La negrura era, en cierto modo, una herencia materna que, privada del sentido de la vista desde que ella misma había llegado al mundo, reconoció a su primogénita por el tacto de su piel, y una redondez peculiar en un lado del cráneo, sobre la oreja derecha, que aprendió a acariciar en un gesto de calma y conexión mutua.

A pesar de esto, las manos nunca fueron suficiente para la pequeña, que desde las primeras semanas de vida, buscaba ávidamente en los ojos ausentes de su madre, el espejo de su propia existencia.
Aquellos meses iniciales, mecida en los brazos que la arrullaban, envuelta en el olor familiar y en la calidez de una voz amorosa, tocaba su rostro de forma insistente, anhelando una mirada que jamás recibió.
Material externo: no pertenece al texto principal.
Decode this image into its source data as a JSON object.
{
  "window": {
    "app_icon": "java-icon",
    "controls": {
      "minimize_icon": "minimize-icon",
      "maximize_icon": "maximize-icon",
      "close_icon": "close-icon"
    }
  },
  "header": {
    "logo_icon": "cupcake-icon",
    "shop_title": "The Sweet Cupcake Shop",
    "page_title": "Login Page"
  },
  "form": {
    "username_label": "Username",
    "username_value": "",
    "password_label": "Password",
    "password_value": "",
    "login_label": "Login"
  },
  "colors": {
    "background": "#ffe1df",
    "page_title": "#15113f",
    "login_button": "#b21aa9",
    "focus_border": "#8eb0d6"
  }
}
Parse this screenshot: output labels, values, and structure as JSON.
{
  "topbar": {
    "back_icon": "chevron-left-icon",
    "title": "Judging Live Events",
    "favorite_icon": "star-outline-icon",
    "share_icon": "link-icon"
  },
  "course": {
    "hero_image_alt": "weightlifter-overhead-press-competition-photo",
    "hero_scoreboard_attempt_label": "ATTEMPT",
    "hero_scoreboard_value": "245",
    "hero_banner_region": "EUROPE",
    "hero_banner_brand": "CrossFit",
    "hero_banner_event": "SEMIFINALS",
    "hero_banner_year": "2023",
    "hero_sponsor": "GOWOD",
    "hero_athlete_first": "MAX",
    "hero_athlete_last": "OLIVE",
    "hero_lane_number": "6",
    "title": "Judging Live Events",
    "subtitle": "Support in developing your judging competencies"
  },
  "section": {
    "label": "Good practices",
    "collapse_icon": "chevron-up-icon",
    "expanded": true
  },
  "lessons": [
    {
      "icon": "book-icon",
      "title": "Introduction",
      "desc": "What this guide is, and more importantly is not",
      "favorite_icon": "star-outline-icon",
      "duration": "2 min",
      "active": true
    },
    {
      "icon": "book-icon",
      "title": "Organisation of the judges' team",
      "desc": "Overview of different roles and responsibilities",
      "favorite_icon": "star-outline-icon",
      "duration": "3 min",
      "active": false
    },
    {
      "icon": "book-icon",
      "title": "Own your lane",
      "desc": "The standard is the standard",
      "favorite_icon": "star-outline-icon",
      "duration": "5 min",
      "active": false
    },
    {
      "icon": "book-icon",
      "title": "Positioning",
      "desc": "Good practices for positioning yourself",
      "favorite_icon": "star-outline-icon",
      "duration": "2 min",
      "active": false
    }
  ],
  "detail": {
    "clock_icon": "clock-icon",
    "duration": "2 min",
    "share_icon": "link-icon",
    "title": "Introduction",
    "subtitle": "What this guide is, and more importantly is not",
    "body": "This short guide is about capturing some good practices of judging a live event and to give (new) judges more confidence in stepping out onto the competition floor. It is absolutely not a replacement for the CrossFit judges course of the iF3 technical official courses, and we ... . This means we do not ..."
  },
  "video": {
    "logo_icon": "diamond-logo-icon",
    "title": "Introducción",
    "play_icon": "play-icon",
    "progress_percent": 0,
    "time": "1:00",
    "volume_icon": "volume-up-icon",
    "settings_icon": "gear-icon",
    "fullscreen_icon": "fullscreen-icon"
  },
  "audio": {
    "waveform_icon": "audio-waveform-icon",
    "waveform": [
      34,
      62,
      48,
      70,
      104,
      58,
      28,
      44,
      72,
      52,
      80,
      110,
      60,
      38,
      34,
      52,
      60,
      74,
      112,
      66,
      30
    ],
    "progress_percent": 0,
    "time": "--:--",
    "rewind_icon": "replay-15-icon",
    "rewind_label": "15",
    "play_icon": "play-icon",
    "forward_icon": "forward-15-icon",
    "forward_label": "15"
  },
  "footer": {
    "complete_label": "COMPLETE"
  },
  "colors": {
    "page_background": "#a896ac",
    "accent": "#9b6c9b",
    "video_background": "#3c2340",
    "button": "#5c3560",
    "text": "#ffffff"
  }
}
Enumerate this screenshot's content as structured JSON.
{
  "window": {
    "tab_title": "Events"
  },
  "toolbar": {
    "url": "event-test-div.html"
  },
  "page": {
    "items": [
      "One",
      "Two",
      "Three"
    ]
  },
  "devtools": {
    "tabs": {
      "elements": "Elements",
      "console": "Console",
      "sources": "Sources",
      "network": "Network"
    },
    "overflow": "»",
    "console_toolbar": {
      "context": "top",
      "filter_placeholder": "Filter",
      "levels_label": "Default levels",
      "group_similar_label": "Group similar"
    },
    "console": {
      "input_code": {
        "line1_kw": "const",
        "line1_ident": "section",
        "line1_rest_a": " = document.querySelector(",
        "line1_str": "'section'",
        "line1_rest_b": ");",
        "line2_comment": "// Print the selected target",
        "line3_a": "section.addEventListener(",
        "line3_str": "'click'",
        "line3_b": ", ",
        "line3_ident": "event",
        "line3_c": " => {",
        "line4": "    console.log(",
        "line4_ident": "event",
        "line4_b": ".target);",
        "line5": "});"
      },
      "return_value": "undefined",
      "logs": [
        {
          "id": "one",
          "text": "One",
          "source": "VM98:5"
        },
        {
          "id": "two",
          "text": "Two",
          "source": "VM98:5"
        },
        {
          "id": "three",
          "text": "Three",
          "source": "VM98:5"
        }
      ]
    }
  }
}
A menudo, los primeros instantes de la vida, marcan el devenir de toda una existencia, como una huella indeleble que atravesase la piel, y en este caso la búsqueda de otros ojos sobre los suyos, se convirtió en una constante y en una sed del alma imposible de saciar.
Y de este modo, desarrolló una personalidad histriónica, escandalosamente ruidosa, con una extroversión desmedida dirigida a atraer la atención para embaucar y retener en sus redes a todo aquel ser humano que se cruzaba en su camino. Escarbaba en las miradas de los demás las emociones del momento y las hacía suyas, y así creció, viviendo las alegrías y los temores propios de la infancia, a través de otros.

Más tarde, descubrió el poder magnético de su cuerpo, que seducía de forma irremediable a otros cuerpos, otras miradas, otras vidas y otros corazones. Observaba muy de cerca el amor, el deseo, la rabia, el despecho y la pasión, y se nutría de ellos vampíricamente, rellenando de intensas emociones los vacíos de su propio ser, completando, año tras año, un intrincado puzzle que iba componiendo, pieza a pieza, con pedazos de otras almas.

Pero, con el paso de las estaciones y el peso de la rutina, el disfraz se fue ajando, y la insatisfacción comenzó ser su más ferviente compañera, pues quien construye su hogar con objetos robados, acaba viviendo en ruinas que le son ajenas.

Su personalidad se volvió taciturna y silenciosa, como una alimaña salvaje y hambrienta que acecha con sigilo pero que, demasiado debilitada para dar caza a su presa, sólo puede alimentarse de carroña y despojos.

Un día, su ausencia prolongada alarmó a la vecindad que acudió a las autoridades y a los servicios de auxilio para comprobar su estado de salud. Hubo que forzar la puerta para acceder a la vivienda, y la hallaron muerta sobre su cama, elegantemente vestida y con una leve sonrisa en el rostro. 

Junto a ella, se encontraba un hermoso cofre antiguo delicadamente decorado con tallas  y gemas engarzadas y una fina llave de plata introducida en la cerradura. Cuando abrieron la tapa, encontraron en su interior varias decenas de ojos humanos.